Conflit de génération et/ou opposition de classe

Le mariage arrangé s’imposait avec une dureté accrue quand le conflit entre les générations se dédoublait d’une opposition de classe. Le principe de la “convenance des deux familles” était en effet respecté surtout dans les classes les plus privilégiées 440 . Le terme sino-vietnamien est “môn dang hô dôi”, c’est-à-dire convenance des portes (des deux maisons), ce qui désigne par extension les deux familles, mais à la taille de leur habitation, donc de leur fortune respective. Puisque les alliances concernaient plus les grandes familles que le jeune couple lui-même, les deux familles se préoccupaient en priorité de bien connaître le rang social et la situation financière de l’autre parti. S’il y avait discordance – dès l’origine ou survenue par suite d’une malchance – le mariage ne pouvait être envisagé. Le souci des convenances avait soulevé des protestations 441 depuis des siècles. Mais l’instruction coloniale – nettement “démocratisée” – conjuguée avec la très forte valorisation des études par les Vietnamiens, y compris dans les classes économiquement désavantagées, facilitait la formation en plus grand nombre de couples “discordants” selon les critères traditionnels. Les jeunes gens et jeunes filles issus de milieux différents avaient, au travers des études et, dans une moindre mesure du travail professionnel, beaucoup plus d’opportunités qu’auparavant de se connaître, de vivre ensemble des expériences nouvelles et excitantes. Les études et les relations professionnelles favorisaient d’autres modes de rapport hommes-femmes. Comme d’autres écrivains du Nord de sa génération, Hoang Ngoc Phach n’a pas franchi le cap. Mais dans la réalité, et plus nettement une décennie plus tard, les couples amoureux “modernes” réagissaient avec une maîtrise de soi et/ou une violence jamais connues encore contre les alliances “convenables (môn dang hô dôi)”. Il était naturel que certains parents et familles rigidifiaient de leur côté l’exercice du pouvoir de décision des aînés.
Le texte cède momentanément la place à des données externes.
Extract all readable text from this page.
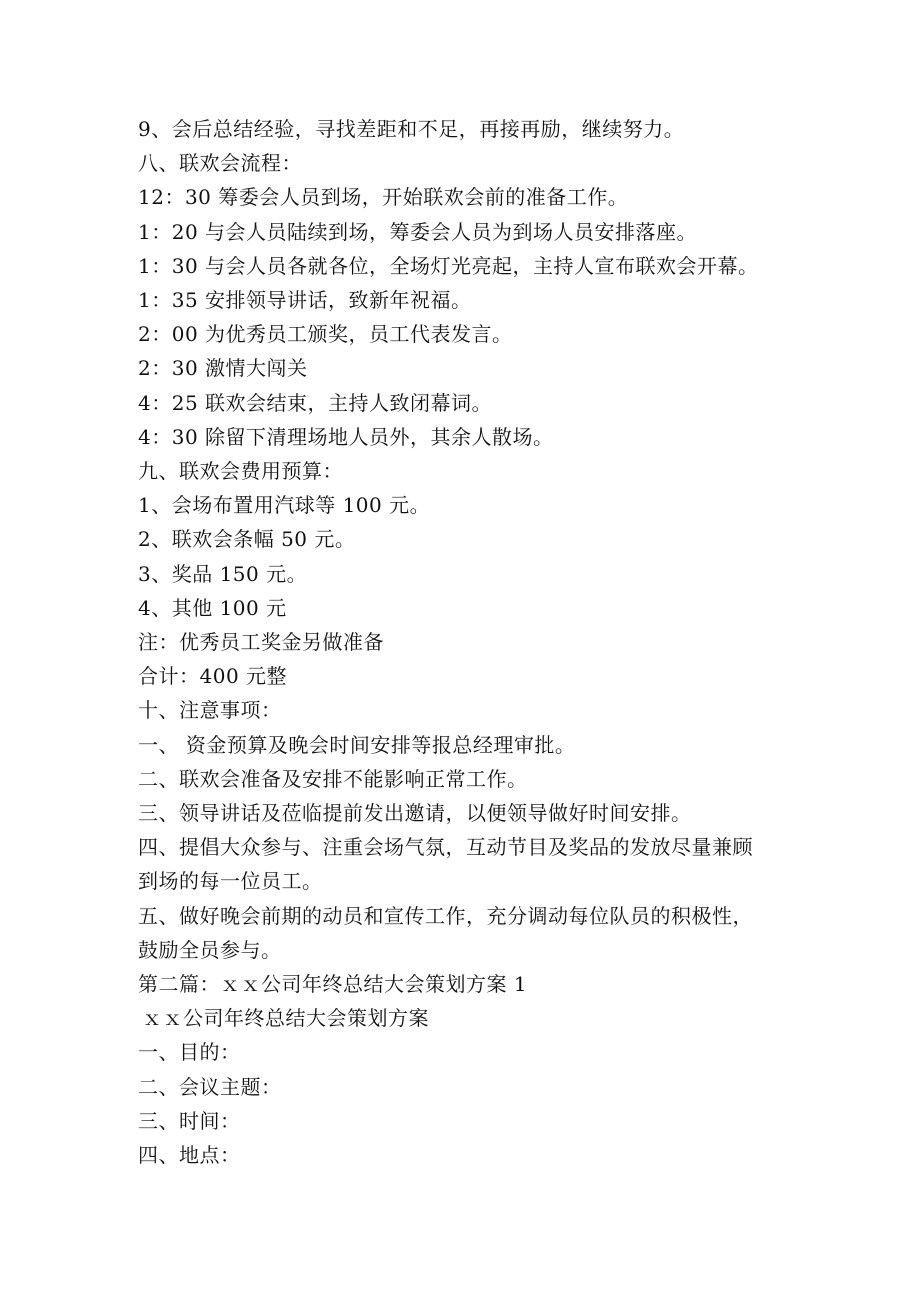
9、会后总结经验，寻找差距和不足，再接再励，继续努力。

八、联欢会流程：

12：30 筹委会人员到场，开始联欢会前的准备工作。

1：20 与会人员陆续到场，筹委会人员为到场人员安排落座。

1：30 与会人员各就各位，全场灯光亮起，主持人宣布联欢会开幕。

1：35 安排领导讲话，致新年祝福。

2：00 为优秀员工颁奖，员工代表发言。

2：30 激情大闯关

4：25 联欢会结束，主持人致闭幕词。

4：30 除留下清理场地人员外，其余人散场。

九、联欢会费用预算：

1、会场布置用汽球等 100 元。

2、联欢会条幅 50 元。

3、奖品 150 元。

4、其他 100 元

注：优秀员工奖金另做准备

合计：400 元整

十、注意事项：

一、 资金预算及晚会时间安排等报总经理审批。

二、联欢会准备及安排不能影响正常工作。

三、领导讲话及莅临提前发出邀请，以便领导做好时间安排。

四、提倡大众参与、注重会场气氛，互动节目及奖品的发放尽量兼顾

到场的每一位员工。

五、做好晚会前期的动员和宣传工作，充分调动每位队员的积极性，

鼓励全员参与。

第二篇：ｘｘ公司年终总结大会策划方案 1

ｘｘ公司年终总结大会策划方案

一、目的：

二、会议主题：

三、时间：

四、地点：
Ce conflit apparaît à presque toutes les pages des romans et nouvelles, avec des tonalités différentes selon les régions et les auteurs. Dans les romans des auteurs du Nord, les jeunes amoureux sont souvent des victimes plus ou moins résignés. Lôc dans Nua chung xuân (Printemps inachevé), roman très connu de Khai Hung du groupe Tu luc, aimait Mai (prononcer Maï), la fille aînée d’un précepteur défunt, mais savait que sa mère, femme de mandarin n’accepterait jamais une telle alliance discordante. Il demanda à une autre femme de jouer le rôle de sa mère pour accomplir les rites du mariage ; Mai était consciente du subterfuge mais passa outre car elle aimait et se savait aimée. Même dans le “roman à thèse” auquel Nhât Linh, chef de file du groupe littéraire Tu luc (Compter sur ses propres forces) a donné le titre provocateur de Doan tuyêt (Rupture), Loan, figure représentative de la jeune fille moderne, obéit à ses parents et accepta d’épouser Thân, à qui elle avait été promise dès l’enfance, parce qu’elle n’hésitait pas à opposer des arguments hardis aux recommandations traditionnelles, mais ne pouvait résister aux larmes de sa mère. Nguyên Công Hoan décrit dans La ngoc canh vang (Feuille de jade, branche d’or) 442 l’intransigeance d’une famille mandarinale et la mort violente de la jeune fille moderne qui en fut victime, une victime qui pourtant n’a pas capitulé.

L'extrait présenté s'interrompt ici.